In 3rd grade, students have been working on interview projects. To begin, students generated questions as a class, which I recorded on my computer as they were proposed. I then printed the questions the group generated and made copies for them to use during their interview. My two 3rd grade sections consequently had different questions, and all students were able to contribute directly to the list of questions. Students often receive worksheets from teachers, but these questions were created directly by the students. It was no longer a predetermined assignment I bestowed upon them; it was their interview questions they just made up right then and there. It was like they created the assignment. I found this gave a lot of power back to the students and encouraged them to take ownership of their work.

Students then were randomly paired up to begin the interview process. Over three days, the partners met up and interviewed each other using the questions we came up with as a class. During this time, my classroom felt alive with conversation and laughter. We even took the time to do some of this work outside because, well, it just happened to be a really beautiful day. Overall, we had a great time getting to know each other, and the process felt relaxed and fun.

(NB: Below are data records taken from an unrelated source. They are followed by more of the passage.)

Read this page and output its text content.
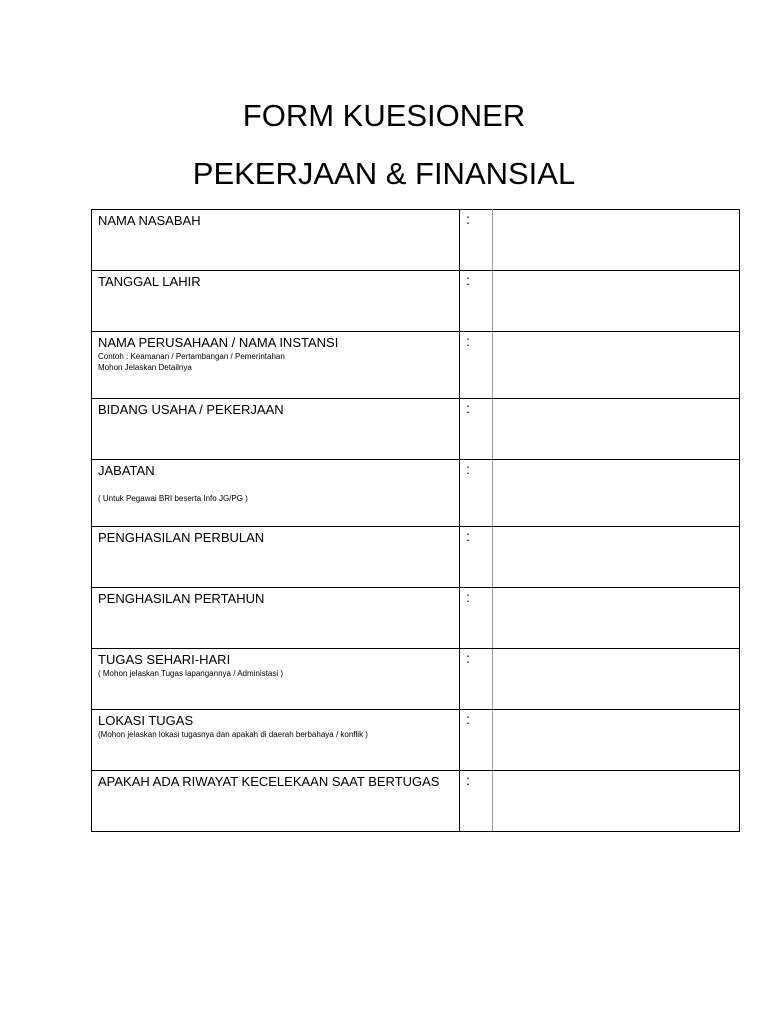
FORM KUESIONER
PEKERJAAN & FINANSIAL
NAMA NASABAH	:	

TANGGAL LAHIR	:	

NAMA PERUSAHAAN / NAMA INSTANSI
Contoh : Keamanan / Pertambangan / Pemerintahan
Mohon Jelaskan Detailnya	:	

BIDANG USAHA / PEKERJAAN	:	

JABATAN
( Untuk Pegawai BRI beserta Info JG/PG )	:	

PENGHASILAN PERBULAN	:	

PENGHASILAN PERTAHUN	:	

TUGAS SEHARI-HARI
( Mohon jelaskan Tugas lapangannya / Administasi )	:	

LOKASI TUGAS
(Mohon jelaskan lokasi tugasnya dan apakah di daerah berbahaya / konflik )	:	

APAKAH ADA RIWAYAT KECELEKAAN SAAT BERTUGAS	:	
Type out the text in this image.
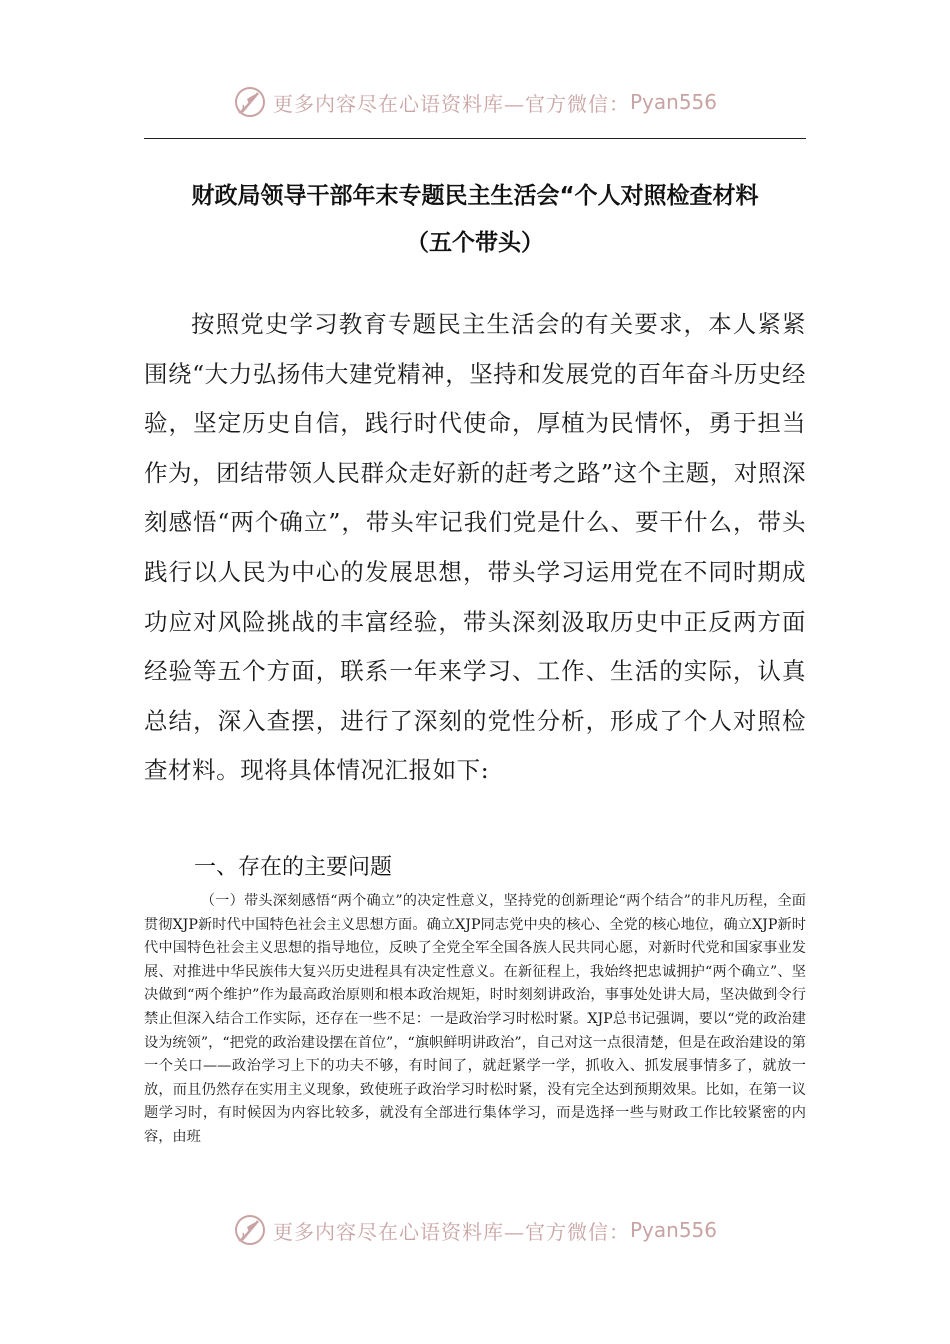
更多内容尽在心语资料库—官方微信： Pyan556
财政局领导干部年末专题民主生活会“个人对照检查材料
（五个带头）

按照党史学习教育专题民主生活会的有关要求，本人紧紧围绕“大力弘扬伟大建党精神，坚持和发展党的百年奋斗历史经验，坚定历史自信，践行时代使命，厚植为民情怀，勇于担当作为，团结带领人民群众走好新的赶考之路”这个主题，对照深刻感悟“两个确立”，带头牢记我们党是什么、要干什么，带头践行以人民为中心的发展思想，带头学习运用党在不同时期成功应对风险挑战的丰富经验，带头深刻汲取历史中正反两方面经验等五个方面，联系一年来学习、工作、生活的实际，认真总结，深入查摆，进行了深刻的党性分析，形成了个人对照检查材料。现将具体情况汇报如下:

一、存在的主要问题

（一）带头深刻感悟“两个确立”的决定性意义，坚持党的创新理论“两个结合”的非凡历程，全面贯彻XJP新时代中国特色社会主义思想方面。确立XJP同志党中央的核心、全党的核心地位，确立XJP新时代中国特色社会主义思想的指导地位，反映了全党全军全国各族人民共同心愿，对新时代党和国家事业发展、对推进中华民族伟大复兴历史进程具有决定性意义。在新征程上，我始终把忠诚拥护“两个确立”、坚决做到“两个维护”作为最高政治原则和根本政治规矩，时时刻刻讲政治，事事处处讲大局，坚决做到令行禁止但深入结合工作实际，还存在一些不足：一是政治学习时松时紧。XJP总书记强调，要以“党的政治建设为统领”，“把党的政治建设摆在首位”，“旗帜鲜明讲政治”，自己对这一点很清楚，但是在政治建设的第一个关口——政治学习上下的功夫不够，有时间了，就赶紧学一学，抓收入、抓发展事情多了，就放一放，而且仍然存在实用主义现象，致使班子政治学习时松时紧，没有完全达到预期效果。比如，在第一议题学习时，有时候因为内容比较多，就没有全部进行集体学习，而是选择一些与财政工作比较紧密的内容，由班

更多内容尽在心语资料库—官方微信： Pyan556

I believe learning is optimal when the learner feels safe, genuinely cared for, and is having fun. For this project, the process was meaningful to them because they came up with every single question that was asked during the interviews. The end goal is to write a four to five paragraph report about their partners. That is a big assignment! I look forward to sharing the reports aloud during Author’s Chair so we can all learn more about each other. Feeling comfortable is essential to taking risks, and by taking risks, we learn. I feel this project has launched the never-ending process of establishing a fun, safe learning environment for my students this year. I look forward to seeing what learning and fun lies ahead.